Undeniably, there is a broad similarity between Sage’s and Tanguy’s brand of surrealism. Each produced landscapes populated by unrecognizable objects against smoggy skies. The brushwork was crisp and Leiden fine-painterish. It’s said that Salvador Dali stole the meticulous technique from Tanguy. Dali applied it to figures and objects of Freudian dreams, reaching a larger, sometimes less discerning audience. If Tanguy and Sage’s painting represent dreams, they must be fevered ones.
Disambiguation. Tanguy painted odd rocks, pebbles, microbes, or biomorphs. Whatever they are, they appear to be small, possibly microscopic. The landscapes of Tanguy are underwater, under a cover slip, or on a planet that is not-too-earthlike. There is no human presence. In the postwar period, Tanguy’s pebblescapes were read as melted remnants of atomic blasts. Tanguy himself maintained a Duchamp poker-face on all of this.
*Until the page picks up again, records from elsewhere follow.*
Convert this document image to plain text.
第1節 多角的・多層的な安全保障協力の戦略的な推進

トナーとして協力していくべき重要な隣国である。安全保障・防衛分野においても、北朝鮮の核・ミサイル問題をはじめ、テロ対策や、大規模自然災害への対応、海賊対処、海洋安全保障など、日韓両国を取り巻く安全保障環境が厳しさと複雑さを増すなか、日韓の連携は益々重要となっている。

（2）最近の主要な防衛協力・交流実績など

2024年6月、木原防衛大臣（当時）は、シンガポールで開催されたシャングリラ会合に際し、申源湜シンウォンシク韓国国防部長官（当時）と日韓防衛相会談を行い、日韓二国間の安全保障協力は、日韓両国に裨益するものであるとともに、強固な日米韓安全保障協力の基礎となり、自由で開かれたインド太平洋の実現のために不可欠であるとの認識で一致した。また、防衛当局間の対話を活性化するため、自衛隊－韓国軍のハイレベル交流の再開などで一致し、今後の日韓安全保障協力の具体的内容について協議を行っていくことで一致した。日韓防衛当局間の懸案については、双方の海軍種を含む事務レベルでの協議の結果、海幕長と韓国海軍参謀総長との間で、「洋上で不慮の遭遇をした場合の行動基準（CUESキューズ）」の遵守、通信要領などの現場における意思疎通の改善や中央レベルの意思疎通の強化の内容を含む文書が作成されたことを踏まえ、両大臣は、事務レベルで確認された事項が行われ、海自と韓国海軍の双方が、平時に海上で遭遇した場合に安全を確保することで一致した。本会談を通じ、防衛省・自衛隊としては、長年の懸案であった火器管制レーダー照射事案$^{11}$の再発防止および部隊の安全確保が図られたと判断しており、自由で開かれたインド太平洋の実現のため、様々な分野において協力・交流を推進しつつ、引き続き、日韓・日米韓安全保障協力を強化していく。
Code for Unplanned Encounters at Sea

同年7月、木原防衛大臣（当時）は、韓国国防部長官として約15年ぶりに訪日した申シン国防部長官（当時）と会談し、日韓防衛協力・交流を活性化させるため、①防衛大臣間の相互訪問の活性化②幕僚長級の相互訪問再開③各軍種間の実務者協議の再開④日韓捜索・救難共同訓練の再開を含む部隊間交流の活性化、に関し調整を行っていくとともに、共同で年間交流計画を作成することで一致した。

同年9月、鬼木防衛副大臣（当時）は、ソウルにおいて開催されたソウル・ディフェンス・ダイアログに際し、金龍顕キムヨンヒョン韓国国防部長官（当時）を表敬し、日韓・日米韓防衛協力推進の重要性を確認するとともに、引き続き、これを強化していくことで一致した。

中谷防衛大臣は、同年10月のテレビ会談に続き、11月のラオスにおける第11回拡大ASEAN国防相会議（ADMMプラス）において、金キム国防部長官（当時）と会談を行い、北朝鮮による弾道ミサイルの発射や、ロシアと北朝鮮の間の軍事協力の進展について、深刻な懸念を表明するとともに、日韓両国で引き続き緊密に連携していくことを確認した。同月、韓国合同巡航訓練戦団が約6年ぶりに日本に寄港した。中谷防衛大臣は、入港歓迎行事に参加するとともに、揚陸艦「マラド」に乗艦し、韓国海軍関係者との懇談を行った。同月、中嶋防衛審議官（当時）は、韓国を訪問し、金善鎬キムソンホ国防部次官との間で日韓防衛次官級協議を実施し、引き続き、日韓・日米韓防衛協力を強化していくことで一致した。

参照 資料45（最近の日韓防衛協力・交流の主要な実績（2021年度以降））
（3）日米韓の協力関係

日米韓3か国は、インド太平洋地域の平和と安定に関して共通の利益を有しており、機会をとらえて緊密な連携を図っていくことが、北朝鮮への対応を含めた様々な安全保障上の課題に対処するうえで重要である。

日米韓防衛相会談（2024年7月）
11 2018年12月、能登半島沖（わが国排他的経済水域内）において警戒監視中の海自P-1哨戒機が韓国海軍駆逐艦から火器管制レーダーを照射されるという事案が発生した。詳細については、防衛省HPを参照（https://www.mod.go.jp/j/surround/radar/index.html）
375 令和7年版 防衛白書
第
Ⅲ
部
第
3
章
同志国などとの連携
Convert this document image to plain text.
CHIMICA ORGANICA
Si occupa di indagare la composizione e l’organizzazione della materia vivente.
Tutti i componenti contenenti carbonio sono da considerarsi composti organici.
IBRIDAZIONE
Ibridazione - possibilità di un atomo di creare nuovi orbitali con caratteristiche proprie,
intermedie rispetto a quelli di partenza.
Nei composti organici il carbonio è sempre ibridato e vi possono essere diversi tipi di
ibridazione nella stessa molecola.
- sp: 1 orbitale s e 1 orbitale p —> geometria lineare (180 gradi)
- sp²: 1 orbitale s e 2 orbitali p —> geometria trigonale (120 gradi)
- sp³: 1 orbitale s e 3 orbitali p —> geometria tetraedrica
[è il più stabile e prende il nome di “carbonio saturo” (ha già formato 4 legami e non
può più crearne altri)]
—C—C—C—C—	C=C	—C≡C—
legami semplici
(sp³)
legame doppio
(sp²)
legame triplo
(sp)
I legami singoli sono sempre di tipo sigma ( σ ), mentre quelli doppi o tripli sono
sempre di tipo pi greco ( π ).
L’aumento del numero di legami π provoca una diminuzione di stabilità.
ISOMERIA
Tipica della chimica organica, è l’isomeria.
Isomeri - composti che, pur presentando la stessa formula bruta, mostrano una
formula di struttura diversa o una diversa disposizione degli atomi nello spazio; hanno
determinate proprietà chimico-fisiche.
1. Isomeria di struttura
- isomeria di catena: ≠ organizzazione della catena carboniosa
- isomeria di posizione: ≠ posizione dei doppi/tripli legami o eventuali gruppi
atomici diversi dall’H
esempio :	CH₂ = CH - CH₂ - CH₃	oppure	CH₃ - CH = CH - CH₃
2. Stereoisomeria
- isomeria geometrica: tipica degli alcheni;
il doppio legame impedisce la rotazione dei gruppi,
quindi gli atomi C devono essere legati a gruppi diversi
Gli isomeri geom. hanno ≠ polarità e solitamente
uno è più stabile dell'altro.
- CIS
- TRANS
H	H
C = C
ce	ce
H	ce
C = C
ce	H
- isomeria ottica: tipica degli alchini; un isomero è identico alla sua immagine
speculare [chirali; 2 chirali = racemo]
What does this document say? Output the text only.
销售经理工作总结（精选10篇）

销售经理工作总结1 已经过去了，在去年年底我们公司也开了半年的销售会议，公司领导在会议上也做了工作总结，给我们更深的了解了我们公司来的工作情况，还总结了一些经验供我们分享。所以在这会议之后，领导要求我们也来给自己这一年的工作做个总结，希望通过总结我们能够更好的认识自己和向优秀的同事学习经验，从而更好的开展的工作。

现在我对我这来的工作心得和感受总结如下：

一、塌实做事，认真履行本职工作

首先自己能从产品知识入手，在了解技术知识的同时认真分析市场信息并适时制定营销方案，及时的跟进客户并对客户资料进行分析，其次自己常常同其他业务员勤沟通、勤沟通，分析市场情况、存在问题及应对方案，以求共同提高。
Sage’s art, in contrast, has a monumental quality. Her landscapes feel big, windswept, and lonely, with a nod to the American West (she married Tanguy in Reno). There is a human absence. Sage’s paintings, such as Tomorrow for Example (left), have an architectural quality not found in Tanguy. Her peculiar constructions are unfinished, off-kilter, or ruined, the work of unseen humanoids. Occasionally Sage’s works include wind-blown drapery implying a human figure. Art historian Whitney Chadwick found in Sage “a sense of motionlessness and impending doom found nowhere else in Surrealism.”
Tanguy died from an unexpected stroke in 1955. That almost put an end to Sage’s painting career. The following year she produced Le Passage, extraordinary for showing a female figure among the rockscape. The invisible face has been interpreted as a self-portrait. (Bottom of post.)
One of Sage’s last paintings, included in the LACMA show, is Watching the Clock from 1958. The title sounds like the despair of the bereaved. It is a back-of-canvas trompe l’oeil, such as the Dutch Masters did, and such as Roy Lichtenstein would do a generation later. Sage’s painting has two bullet holes in the canvas.
In her last years Sage made small sculptures of wire and bullets. On January 8, 1963, she shot herself in the heart. Her suicide note explained: “The first painting by Yves that I saw, before I knew him, was called ‘I’m Waiting for You.’ I’ve come. Now he’s waiting for me again — I’m on my way.”